The United Kingdom invests roughly $A2 billion (!) into weather and climate supercomputing–not sure how I missed this 2021 announcement. Makes the nickle and diming of the BoM’s capability–hardware, computational capability and modelling capability–look rather poor.

Then the UK government may allocate around $A1.5 billion for an exascale supercomputer. As the Independent Report of The Future of Compute, delivered to the UK government in March 2023, argues, compute is foundational to all citizens’ lives and essential for achieving national aspirations for science, technology and economic growth. Sponsored research suggests that the return on investment in HPC ‘is very high and can reach $[US]507 dollars in sales revenues per dollar invested in HPC, and $[US]47 dollars in profits or cost savings per dollar invested in dedicated strategic HPC activities.’

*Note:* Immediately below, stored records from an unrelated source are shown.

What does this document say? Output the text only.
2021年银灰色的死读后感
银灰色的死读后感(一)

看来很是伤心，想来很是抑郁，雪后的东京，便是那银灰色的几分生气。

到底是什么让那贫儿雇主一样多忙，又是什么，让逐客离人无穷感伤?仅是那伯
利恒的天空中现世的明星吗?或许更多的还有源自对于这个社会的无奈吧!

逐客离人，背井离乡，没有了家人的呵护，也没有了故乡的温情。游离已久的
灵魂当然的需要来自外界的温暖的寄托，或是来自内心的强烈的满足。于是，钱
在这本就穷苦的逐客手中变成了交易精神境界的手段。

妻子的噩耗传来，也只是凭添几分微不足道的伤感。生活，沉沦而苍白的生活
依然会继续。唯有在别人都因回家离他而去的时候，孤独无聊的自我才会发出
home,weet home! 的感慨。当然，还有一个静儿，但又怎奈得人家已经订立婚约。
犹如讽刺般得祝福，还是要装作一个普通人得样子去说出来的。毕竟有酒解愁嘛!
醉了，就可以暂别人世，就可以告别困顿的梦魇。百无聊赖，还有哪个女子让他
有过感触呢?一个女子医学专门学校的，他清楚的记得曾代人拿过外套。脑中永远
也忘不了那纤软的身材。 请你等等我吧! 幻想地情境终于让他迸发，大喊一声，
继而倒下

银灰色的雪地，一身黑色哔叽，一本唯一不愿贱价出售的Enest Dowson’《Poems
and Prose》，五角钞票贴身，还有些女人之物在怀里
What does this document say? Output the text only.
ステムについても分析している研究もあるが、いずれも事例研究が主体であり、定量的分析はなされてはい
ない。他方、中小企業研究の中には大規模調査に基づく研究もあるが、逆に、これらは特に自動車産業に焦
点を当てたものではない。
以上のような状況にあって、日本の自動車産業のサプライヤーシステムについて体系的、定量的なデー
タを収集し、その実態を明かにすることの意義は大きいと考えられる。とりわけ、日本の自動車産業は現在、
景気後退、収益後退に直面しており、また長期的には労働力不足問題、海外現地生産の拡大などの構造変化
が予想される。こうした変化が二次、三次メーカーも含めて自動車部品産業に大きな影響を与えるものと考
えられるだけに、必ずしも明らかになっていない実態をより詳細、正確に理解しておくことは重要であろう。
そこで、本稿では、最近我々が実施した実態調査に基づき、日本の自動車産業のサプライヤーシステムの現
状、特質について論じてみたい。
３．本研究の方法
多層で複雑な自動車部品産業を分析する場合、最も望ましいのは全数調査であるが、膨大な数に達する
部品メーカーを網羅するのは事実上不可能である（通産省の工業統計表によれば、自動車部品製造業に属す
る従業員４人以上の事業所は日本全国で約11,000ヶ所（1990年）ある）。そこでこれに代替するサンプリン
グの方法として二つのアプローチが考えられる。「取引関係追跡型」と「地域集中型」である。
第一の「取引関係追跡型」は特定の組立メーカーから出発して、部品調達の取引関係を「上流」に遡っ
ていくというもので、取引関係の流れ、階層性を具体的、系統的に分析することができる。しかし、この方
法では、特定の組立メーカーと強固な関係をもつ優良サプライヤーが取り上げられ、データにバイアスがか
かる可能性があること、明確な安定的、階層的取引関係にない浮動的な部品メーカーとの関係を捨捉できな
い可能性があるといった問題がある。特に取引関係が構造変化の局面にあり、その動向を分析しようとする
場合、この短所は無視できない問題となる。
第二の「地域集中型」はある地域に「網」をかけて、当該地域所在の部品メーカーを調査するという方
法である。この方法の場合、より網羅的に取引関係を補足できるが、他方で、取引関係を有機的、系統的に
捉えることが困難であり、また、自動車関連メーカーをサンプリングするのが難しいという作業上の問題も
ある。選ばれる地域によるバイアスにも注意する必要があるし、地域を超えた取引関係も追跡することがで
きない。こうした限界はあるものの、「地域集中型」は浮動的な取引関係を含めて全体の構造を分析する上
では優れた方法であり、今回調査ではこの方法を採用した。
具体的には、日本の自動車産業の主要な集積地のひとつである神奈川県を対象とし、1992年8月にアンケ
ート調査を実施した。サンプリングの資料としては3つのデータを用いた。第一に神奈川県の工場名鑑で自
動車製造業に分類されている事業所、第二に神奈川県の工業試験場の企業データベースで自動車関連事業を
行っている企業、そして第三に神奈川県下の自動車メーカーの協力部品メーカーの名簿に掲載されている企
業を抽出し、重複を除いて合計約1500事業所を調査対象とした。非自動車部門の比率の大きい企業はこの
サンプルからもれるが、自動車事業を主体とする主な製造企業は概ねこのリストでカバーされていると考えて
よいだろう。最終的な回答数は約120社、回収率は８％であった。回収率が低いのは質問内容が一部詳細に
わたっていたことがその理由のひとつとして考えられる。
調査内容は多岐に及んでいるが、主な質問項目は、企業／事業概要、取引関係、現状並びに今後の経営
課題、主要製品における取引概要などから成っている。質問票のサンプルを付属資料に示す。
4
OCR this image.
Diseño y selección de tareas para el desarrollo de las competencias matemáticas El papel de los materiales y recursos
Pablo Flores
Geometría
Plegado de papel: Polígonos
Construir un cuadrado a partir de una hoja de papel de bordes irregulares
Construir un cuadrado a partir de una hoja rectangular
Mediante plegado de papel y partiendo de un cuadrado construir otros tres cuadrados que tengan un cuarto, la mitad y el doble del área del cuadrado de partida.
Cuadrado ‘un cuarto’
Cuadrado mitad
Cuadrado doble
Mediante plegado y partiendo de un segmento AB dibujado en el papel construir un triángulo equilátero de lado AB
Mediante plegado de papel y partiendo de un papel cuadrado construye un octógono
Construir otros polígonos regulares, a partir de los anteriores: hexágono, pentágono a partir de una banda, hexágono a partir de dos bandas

Expected to make at best five flights, Ingenuity, Perseverence’s helicopter scout on Mars, has completed its fiftieth.’ Two things stand out for me: First, ‘much of the 4-pound (1.8-kilogram) chopper was built using off-the-shelf smartphone processors and cameras.’ Second, the value, and benefits of, being able to upgrade its software to manage more difficult environments.
Augmented reality gets in the way: the US Army’s new goggles, the Integrated Visual Augmentation Systems, degrades performance. AR/VR may look cool, but the physical and physiological issues–bulk, weight, disorientation, etc–shouln’t be underestimated.
Thai Army hacker steals, seeks to sell, data collected through the Thai COVID app, Mor Prom.
Law enforcement is breaking through the anonymity of cryptocurrency: ‘“If there’s one thing the blockchain does really well, it preserves evidence perfectly”’. (WSJ report.)
A Wired piece on Chinese surveillance technologies, abuse and racial profiling. ‘…face-to-face with “the banality of evil”—bland technical manuals for an automated system of brutality.’ And ‘[t]he ever present masters in his cell were three security cameras.’
Jailbreaking large language models (Wired). Meantime, OpenAI has announced a bug bounty program.
Indian democracy continues its slide. ‘The Indian government on 6 April announced a state-run fact-checking unit that will have sweeping powers to label any piece of information related to the government as “fake, false or misleading” and have it removed from social media.’